Although yeast is neither plant nor animal, these single-celled members of the fungi family are included in a vegan diet. Yeast becomes yeast extract when the cell wall is removed; the remaining cell contents are used as a food additive to provide umami—a savory or "meaty" flavor.

Artificial food colors are synthetic dyes generally derived from petroleum. For this reason, environmental vegans often abstain from artificial coloring.

Natural flavors, according to federal law, are derived from vegan-friendly plants and fungi as well as from non-vegan animal sources. Artificial flavors refer to synthetically-derived products not made from animals, plants, or fungi. Despite their differences, on a molecular level, these flavors are identical.

Most vegans with a "practical and possible" approach don't concern themselves with the origin of natural flavors, but some strict vegans avoid natural flavors altogether to ensure none were derived from animals. Environmental vegans may steer clear of artificial flavors as they are derived from petroleum.

Monosodium glutamate (MSG), disodium guanylate (GMP), and disodium inosinate (IMP) are a family of fermented vegan-sourced starches and sugars. As food additives, these sodiums have a synergistic effect in providing umami to processed foods.

Tertiary-butyl hydroquinone (TBHQ) is a preservative and antioxidant used to extend the shelf life of processed foods. Like other food additive synthetics, it comes from petrochemicals.

The Takis line includes other snack products like popcorn and peanuts that often contain non-vegan ingredients.

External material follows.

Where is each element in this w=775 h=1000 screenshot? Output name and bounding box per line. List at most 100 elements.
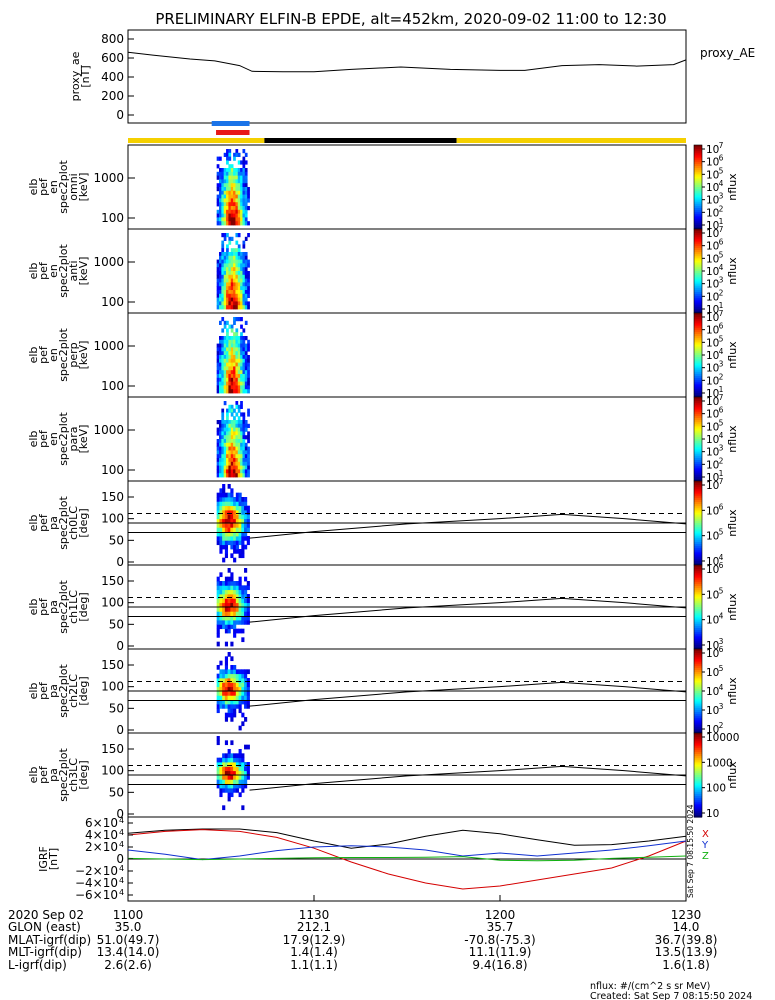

Some ingredients, like milk and gelatin, are more obvious while others, like carmine, may sneak past a single glance at a label.

Made from cow's milk, skim milk has nearly all milkfat removed and has a water content of around 85%. Skim milk can also be called skimmed, nonfat milk, or fat-free milk.

A by-product of the cheese industry, whey is the liquid remaining after the milk is coagulated and strained. Whey commonly appears as a food additive in baked goods.

Like shellac and beeswax, carmine is the product of small animals. This non-vegan red food coloring is made by crushing wax covers of female cochineal scale insects—tiny, soft-bodied organisms related to whiteflies, aphids, and mealybugs. Each year between 22 billion to 89 billion cochineals are killed to meet carmine demands in the food and cosmetics industries.

Luckily, as of 2009, laws surrounding allergy labeling require any foods or cosmetics that contain either carmine or cochineal extract to explicitly state so on the label.

Gelatin is a byproduct of the meat and seafood industries produced by boiling the connective tissues of cattle, chicken, pigs, and fish to extract collagen. It provides many foods like gummy candies and marshmallows with a proper mouthfeel.

In 2018, Takis’ parent company Barcel entered into a Virtual Power Purchase Agreement with a wind farm in Texas that now produces renewable electricity to offset all of the company's U.S. manufacturing, sales, retail, and office electrical consumption.

Whether you’re humming for tortilla chips, potato chips, popcorn, or corn snacks, Takis offers vegans several options. These Takis do, however, contain sugar, so adherent vegans, beware.

Alas, some types of Takis are completely off-limits for plant-based eaters: the Hot Nuts and the Crisps. Other varieties, too, contain animal-based ingredients.

Yes. For most "practical and possible" plant-based eaters, Takis Fuego are vegan.

Takis Blue Heat chips are considered vegan by most standards.

The red Takis, called Nitro, are vegan and contain no animal-based ingredients.

Yes, both varieties of Takis Stix are indeed vegan.